Mayor Mike Signer asked why the idea of discounted parking was even on the table.

“How did we come to the point where we determined, both staff and council, that something like negotiating discounted parking rates should be part of getting a hotel developed?” Signer asked.

Brown said Dewberry is planning on using the spaces as valet parking.

“I would assume that they would need to find a comparable number of spaces in relatively close proximity to this site,” Brown said.

Signer said if council turned down the parking lease agreement, the result could be a non-luxury hotel.

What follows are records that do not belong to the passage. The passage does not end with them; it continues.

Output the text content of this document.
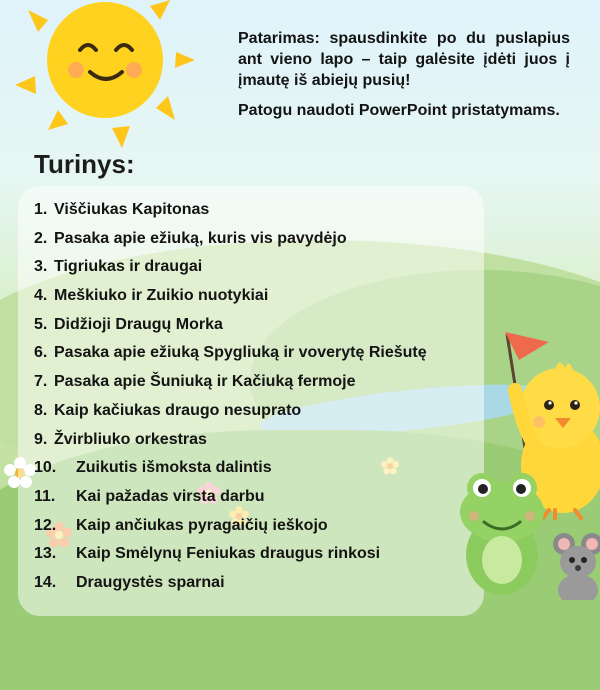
Patarimas: spausdinkite po du puslapius ant vieno lapo – taip galėsite įdėti juos į įmautę iš abiejų pusių!

Patogu naudoti PowerPoint pristatymams.

Turinys:
1. Viščiukas Kapitonas
2. Pasaka apie ežiuką, kuris vis pavydėjo
3. Tigriukas ir draugai
4. Meškiuko ir Zuikio nuotykiai
5. Didžioji Draugų Morka
6. Pasaka apie ežiuką Spygliuką ir voverytę Riešutę
7. Pasaka apie Šuniuką ir Kačiuką fermoje
8. Kaip kačiukas draugo nesuprato
9. Žvirbliuko orkestras
10.	Zuikutis išmoksta dalintis
11.	Kai pažadas virsta darbu
12.	Kaip ančiukas pyragaičių ieškojo
13.	Kaip Smėlynų Feniukas draugus rinkosi
14.	Draugystės sparnai
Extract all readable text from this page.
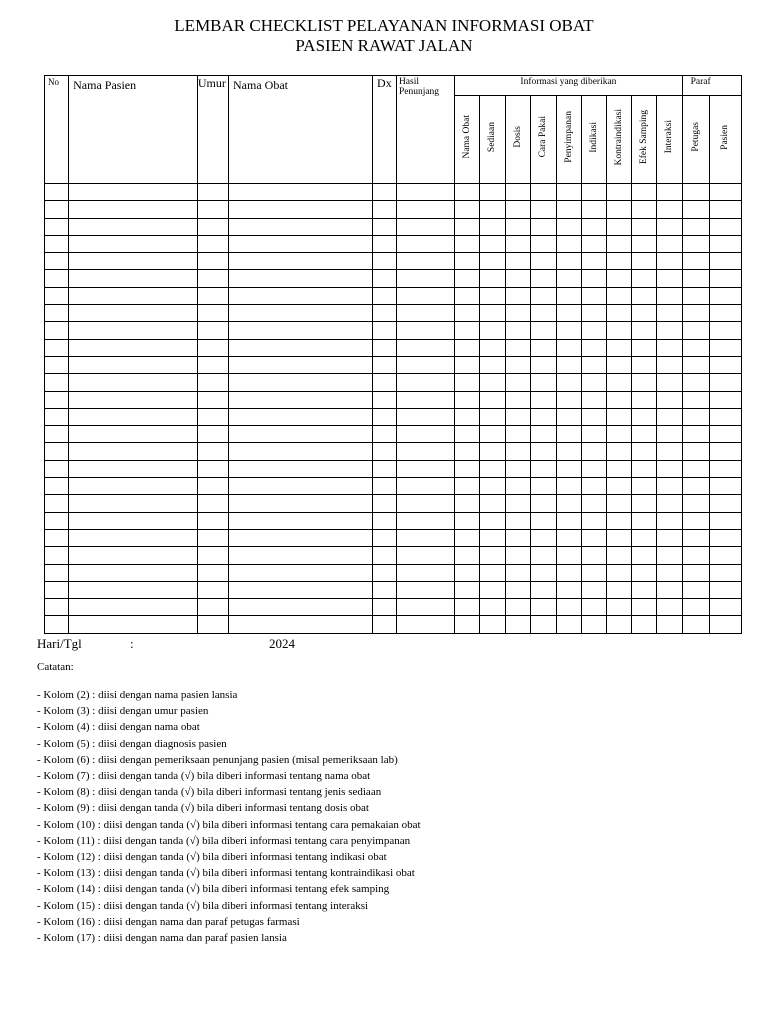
LEMBAR CHECKLIST PELAYANAN INFORMASI OBAT
PASIEN RAWAT JALAN
No	Nama Pasien	Umur	Nama Obat	Dx	Hasil Penunjang	Informasi yang diberikan									Paraf	
						Nama Obat	Sediaan	Dosis	Cara Pakai	Penyimpanan	Indikasi	Kontraindikasi	Efek Samping	Interaksi	Petugas	Pasien

Hari/Tgl	:	2024
Catatan:
- Kolom (2) : diisi dengan nama pasien lansia
- Kolom (3) : diisi dengan umur pasien
- Kolom (4) : diisi dengan nama obat
- Kolom (5) : diisi dengan diagnosis pasien
- Kolom (6) : diisi dengan pemeriksaan penunjang pasien (misal pemeriksaan lab)
- Kolom (7) : diisi dengan tanda (√) bila diberi informasi tentang nama obat
- Kolom (8) : diisi dengan tanda (√) bila diberi informasi tentang jenis sediaan
- Kolom (9) : diisi dengan tanda (√) bila diberi informasi tentang dosis obat
- Kolom (10) : diisi dengan tanda (√) bila diberi informasi tentang cara pemakaian obat
- Kolom (11) : diisi dengan tanda (√) bila diberi informasi tentang cara penyimpanan
- Kolom (12) : diisi dengan tanda (√) bila diberi informasi tentang indikasi obat
- Kolom (13) : diisi dengan tanda (√) bila diberi informasi tentang kontraindikasi obat
- Kolom (14) : diisi dengan tanda (√) bila diberi informasi tentang efek samping
- Kolom (15) : diisi dengan tanda (√) bila diberi informasi tentang interaksi
- Kolom (16) : diisi dengan nama dan paraf petugas farmasi
- Kolom (17) : diisi dengan nama dan paraf pasien lansia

“It was a luxury hotel [with] a very narrow margin for hotel financing,” Signer said. “The other alternative is that it just ends up being a low-rent hotel. I know that was the other alternative, that it’s a Ramada or a Marriott. No offense to those, but this was always a policy choice with this being built as a hotel, does it end up to be something that doesn’t add to the spending power on the Downtown Mall?”

Fenwick said he felt that if council did not act, the city would be reneging on a deal.

“I don’t like the city to be put in a position where they’ve led people down the road believing one thing and then at the last minute to say we changed our mind,” Fenwick said.

Council voted 3-2 on the lease with Vice Mayor Wes Bellamy and Councilor Kristin Szakos voting no.

“I think that the development will make a fair amount of profit for its owners who are already quite wealthy,” Szakos said. “It takes a lot of money out of our tax base over the course of years that it’s built.”

Signer said he hoped Dewberry follows the debate closely to see the misgivings of the community. Galvin pushed back on that idea.

“Mr. Dewberry is not going to care about our debate tonight,” Galvin said. “The bottom line is we need to move forward with the deal and that’s all there is to it.”